Praise of Motherhood by Phil Jourdan (Virtual Media Blitz)

In association with Novel Publicity, Jersey Girl Book Reviews welcomes Phil Jourdan, author of Praise of Motherhood!







Author Guest Post
Please enjoy the guest post and author interview by Phil Jourdan, author of the touching memoir, Praise of Motherhood. Then read on to learn how you can win huge prizes as part of this blog tour, including $500 in Amazon gift cards and 5 autographed copies of the book.  



The Story Behind This Real-Life Story
By Phil Jourdan


  Back in late 2009, when I began working on Praise of Motherhood, I had envisioned a book very different from what I ended up submitting to my publisher. I'd just lost the woman who'd raised me, and when I wasn't sitting around numb and brooding, I was frantically trying to contain the universe of loss and suffering in a single Word document on my laptop.

 I wanted to write a book that expressed the impossibility of letting go. We're often told, when someone close to us dies, that we have to move on, that things will get better. I couldn't accept this back then: I didn't think it was possible to let go of my mother, who had been so patient and kind during my weird teenage years.

 The first two versions were entirely different from each other in form and tone, but they did have a certain delight in chaos in common. I was mourning the only way I knew how: by adopting a hundred different voices, each trying to say something about my mother that the others couldn't say. One chapter was pure dialogue; another was a series of letters; for a while I wrote in breathless page-long paragraphs because it was the only way I could feel "honest" about what I felt. I'd swing from rage to self-pity to sadness to bliss to sheer bafflement.
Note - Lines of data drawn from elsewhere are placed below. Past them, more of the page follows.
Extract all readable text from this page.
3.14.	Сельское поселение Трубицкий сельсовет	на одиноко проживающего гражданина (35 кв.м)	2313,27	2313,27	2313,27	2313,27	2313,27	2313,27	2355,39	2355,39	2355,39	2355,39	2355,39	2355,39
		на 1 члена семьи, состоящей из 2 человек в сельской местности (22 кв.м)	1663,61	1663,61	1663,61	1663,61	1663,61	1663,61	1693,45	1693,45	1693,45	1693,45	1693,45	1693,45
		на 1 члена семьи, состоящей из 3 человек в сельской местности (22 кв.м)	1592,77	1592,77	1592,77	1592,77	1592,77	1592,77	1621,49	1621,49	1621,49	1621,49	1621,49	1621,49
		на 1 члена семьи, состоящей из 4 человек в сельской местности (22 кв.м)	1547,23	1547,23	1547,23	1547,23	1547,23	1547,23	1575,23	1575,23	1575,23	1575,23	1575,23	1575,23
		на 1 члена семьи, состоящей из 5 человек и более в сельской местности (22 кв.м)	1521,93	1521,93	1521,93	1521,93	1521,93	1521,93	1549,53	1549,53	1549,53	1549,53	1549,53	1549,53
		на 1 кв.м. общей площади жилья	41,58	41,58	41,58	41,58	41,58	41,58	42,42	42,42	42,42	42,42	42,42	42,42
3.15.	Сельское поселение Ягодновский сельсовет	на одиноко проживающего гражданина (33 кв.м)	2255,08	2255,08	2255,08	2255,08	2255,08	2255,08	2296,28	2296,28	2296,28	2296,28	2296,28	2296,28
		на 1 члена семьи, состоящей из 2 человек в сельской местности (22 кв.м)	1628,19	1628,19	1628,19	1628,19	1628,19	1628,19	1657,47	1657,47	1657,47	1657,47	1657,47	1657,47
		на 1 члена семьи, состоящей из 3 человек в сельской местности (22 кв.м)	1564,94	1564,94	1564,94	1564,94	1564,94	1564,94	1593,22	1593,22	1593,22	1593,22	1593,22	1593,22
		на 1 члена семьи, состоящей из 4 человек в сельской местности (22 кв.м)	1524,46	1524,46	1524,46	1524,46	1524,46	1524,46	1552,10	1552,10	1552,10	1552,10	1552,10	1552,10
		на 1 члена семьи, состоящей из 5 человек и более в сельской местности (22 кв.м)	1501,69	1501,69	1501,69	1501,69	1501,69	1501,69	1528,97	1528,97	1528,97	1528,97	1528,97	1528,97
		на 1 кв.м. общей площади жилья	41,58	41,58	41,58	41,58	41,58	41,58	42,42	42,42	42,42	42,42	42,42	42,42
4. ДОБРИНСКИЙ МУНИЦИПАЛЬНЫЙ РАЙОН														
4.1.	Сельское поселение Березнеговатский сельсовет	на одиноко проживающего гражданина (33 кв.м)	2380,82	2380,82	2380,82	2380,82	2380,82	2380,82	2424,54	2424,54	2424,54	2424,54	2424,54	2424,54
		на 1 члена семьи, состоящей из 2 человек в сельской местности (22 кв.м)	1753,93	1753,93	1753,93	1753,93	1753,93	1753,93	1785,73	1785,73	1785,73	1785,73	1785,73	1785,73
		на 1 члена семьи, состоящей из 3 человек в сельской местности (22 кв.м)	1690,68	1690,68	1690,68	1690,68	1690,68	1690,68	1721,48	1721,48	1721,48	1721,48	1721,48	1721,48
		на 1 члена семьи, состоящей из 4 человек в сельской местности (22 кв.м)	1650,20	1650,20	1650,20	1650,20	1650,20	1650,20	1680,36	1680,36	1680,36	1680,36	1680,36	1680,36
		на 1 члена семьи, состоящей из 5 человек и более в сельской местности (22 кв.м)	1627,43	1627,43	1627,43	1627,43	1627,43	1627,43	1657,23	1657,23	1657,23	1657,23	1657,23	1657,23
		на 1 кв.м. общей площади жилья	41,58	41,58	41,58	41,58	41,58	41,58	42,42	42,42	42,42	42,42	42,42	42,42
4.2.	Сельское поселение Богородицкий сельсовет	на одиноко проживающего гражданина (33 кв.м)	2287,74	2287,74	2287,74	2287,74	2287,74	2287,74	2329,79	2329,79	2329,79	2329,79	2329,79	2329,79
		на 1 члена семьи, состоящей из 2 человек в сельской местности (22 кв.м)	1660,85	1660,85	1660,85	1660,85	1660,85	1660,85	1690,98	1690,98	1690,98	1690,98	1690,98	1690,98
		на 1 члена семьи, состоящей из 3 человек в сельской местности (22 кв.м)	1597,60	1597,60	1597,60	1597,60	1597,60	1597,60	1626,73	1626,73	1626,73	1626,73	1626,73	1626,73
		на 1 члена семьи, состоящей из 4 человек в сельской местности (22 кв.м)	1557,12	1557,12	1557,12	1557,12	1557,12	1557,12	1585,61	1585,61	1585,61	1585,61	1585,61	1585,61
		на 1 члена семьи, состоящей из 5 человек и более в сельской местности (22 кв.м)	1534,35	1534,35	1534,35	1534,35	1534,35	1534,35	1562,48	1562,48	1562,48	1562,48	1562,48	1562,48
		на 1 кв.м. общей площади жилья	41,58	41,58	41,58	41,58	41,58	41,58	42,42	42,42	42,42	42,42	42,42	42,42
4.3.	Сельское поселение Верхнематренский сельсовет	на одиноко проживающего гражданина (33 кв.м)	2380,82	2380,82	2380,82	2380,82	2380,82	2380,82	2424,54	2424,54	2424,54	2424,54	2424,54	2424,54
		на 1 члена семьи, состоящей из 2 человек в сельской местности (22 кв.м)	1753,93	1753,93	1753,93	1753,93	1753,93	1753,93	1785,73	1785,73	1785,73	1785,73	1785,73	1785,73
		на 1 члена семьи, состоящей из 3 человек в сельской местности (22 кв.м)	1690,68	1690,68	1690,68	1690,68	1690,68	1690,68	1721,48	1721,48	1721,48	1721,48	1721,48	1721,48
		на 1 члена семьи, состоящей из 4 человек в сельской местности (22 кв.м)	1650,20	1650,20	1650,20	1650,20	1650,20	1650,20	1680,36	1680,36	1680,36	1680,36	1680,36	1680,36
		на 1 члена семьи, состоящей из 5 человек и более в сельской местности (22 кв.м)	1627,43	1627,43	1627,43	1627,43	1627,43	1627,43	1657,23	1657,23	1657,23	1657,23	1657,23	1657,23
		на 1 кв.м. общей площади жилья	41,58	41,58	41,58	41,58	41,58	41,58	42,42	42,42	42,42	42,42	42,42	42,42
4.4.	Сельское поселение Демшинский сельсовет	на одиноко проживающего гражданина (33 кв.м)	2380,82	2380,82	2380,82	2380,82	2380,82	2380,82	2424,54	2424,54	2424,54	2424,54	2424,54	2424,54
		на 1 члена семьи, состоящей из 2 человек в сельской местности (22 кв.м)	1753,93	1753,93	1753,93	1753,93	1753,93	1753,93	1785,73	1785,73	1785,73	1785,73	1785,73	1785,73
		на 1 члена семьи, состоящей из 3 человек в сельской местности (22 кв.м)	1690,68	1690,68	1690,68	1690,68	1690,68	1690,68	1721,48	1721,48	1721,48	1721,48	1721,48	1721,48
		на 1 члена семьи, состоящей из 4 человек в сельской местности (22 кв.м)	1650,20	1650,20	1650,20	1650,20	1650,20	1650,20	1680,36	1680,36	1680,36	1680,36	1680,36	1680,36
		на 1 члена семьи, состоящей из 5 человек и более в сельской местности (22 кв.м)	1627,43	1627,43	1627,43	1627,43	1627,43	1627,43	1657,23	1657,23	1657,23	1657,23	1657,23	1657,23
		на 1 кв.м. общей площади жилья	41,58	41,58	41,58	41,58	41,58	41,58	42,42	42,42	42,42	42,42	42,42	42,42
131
 It was only when I decided to turn this book into something that others could actually read without going insane that I figured out how to structure a book like this. I cut a great number chapters because they were "honest" but unhelpful. I tried to make myself a sort of antagonist, so my mother's qualities as a human being could be emphasized. I left things relatively ambiguous instead of offering anything like words of wisdom to my readers. I tried to leave the book as open as the wound that stayed after my mother died.

 This has irritated some people. They ask why I don't provide a real sense of what my mother was like on a day-to-day basis, or why I focused so much on how she affected my life instead of just writing about her, as a person in her own right. Fair questions — but I never set out to just "write about my mom". I wanted to write about the struggle of losing her, and what made losing her so painful. That's why I ask questions in the book that I never really answer: because I was never able to answer them myself. They are questions that will remain.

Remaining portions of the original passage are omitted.